Exogenous myo-inositol increases salt tolerance and accelerates CAM induction in the early juvenile stage of the facultative halophyte Mesembryanthemum crystallinum but not in the late juvenile stage

Mesembryanthemum crystallinum L. (ice plant) develops salt tolerance during the transition from the juvenile to the adult stage through progressive morphological, physiological, biochemical, and molecular changes. Myo-inositol is the precursor for the synthesis of compatible solute D-pinitol and promotes Na+ transport in ice plants. We previously showed that supplying myo-inositol to 9-day-old seedlings alleviates salt damage by coordinating the expression of genes involved in inositol synthesis and transport, affecting osmotic adjustment and the Na/K balance. In this study, we examined the effects of myo-inositol on physiological parameters and inositol-related gene expression in early- and late-stage juvenile plants. The addition of myo-inositol to salt-treated, hydroponically grown late juvenile plants had no significant effects on growth or photosynthesis.
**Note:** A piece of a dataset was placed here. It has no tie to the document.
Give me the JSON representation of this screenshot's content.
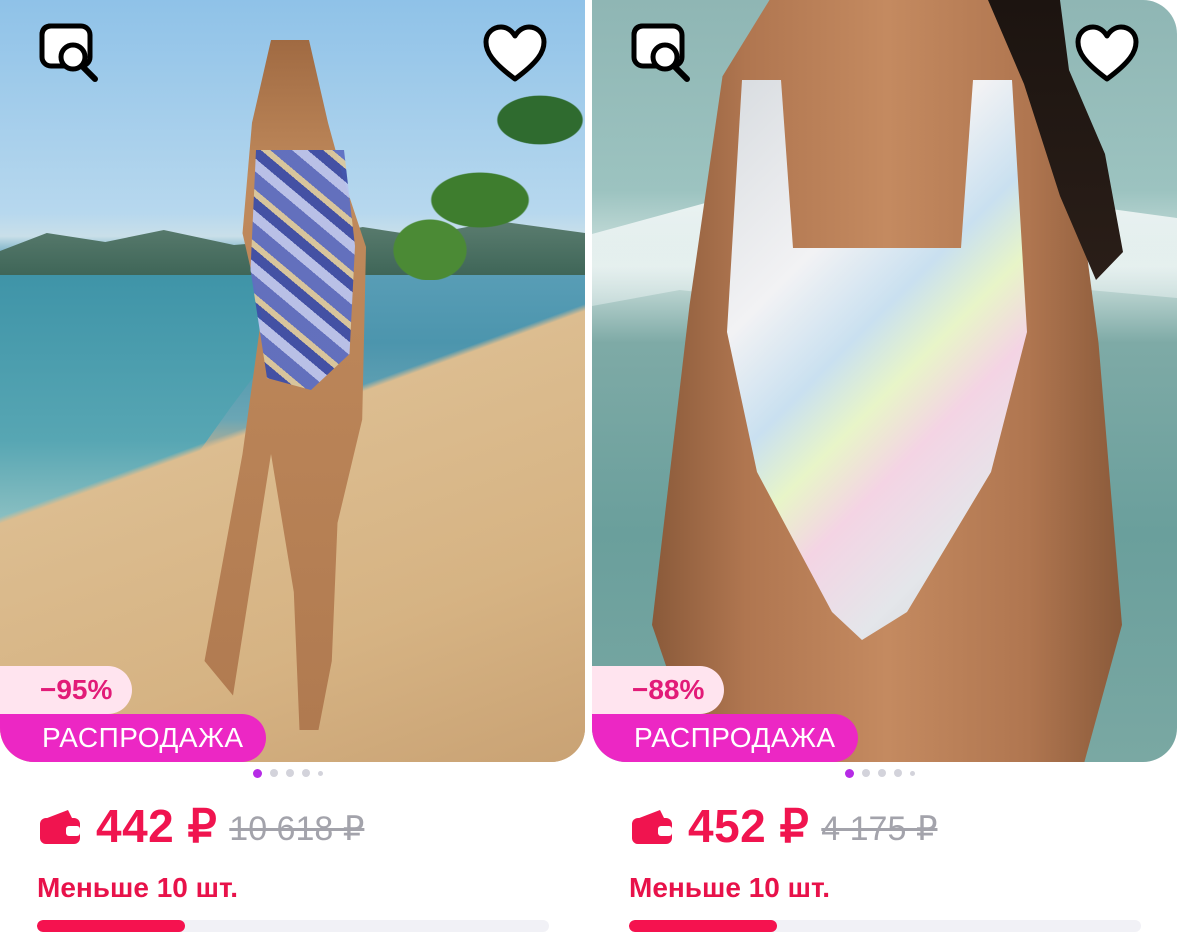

In contrast, supplying exogenous myo-inositol to salt-treated early juvenile plants increased leaf biomass, relative water content, and chlorophyll content and improved PSII activity and CO2 assimilation. The treatment combining high salt and myo-inositol synergistically induced the expression of myo-inositol phosphate synthase (INPS), myo-inositol O-methyltransferase (IMT), and inositol transporters (INTs), which modulated root-to-shoot Na/K ratio and increased leaf D-pinitol content. The results indicate that sufficient myo-inositol is a prerequisite for high salt tolerance in ice plant.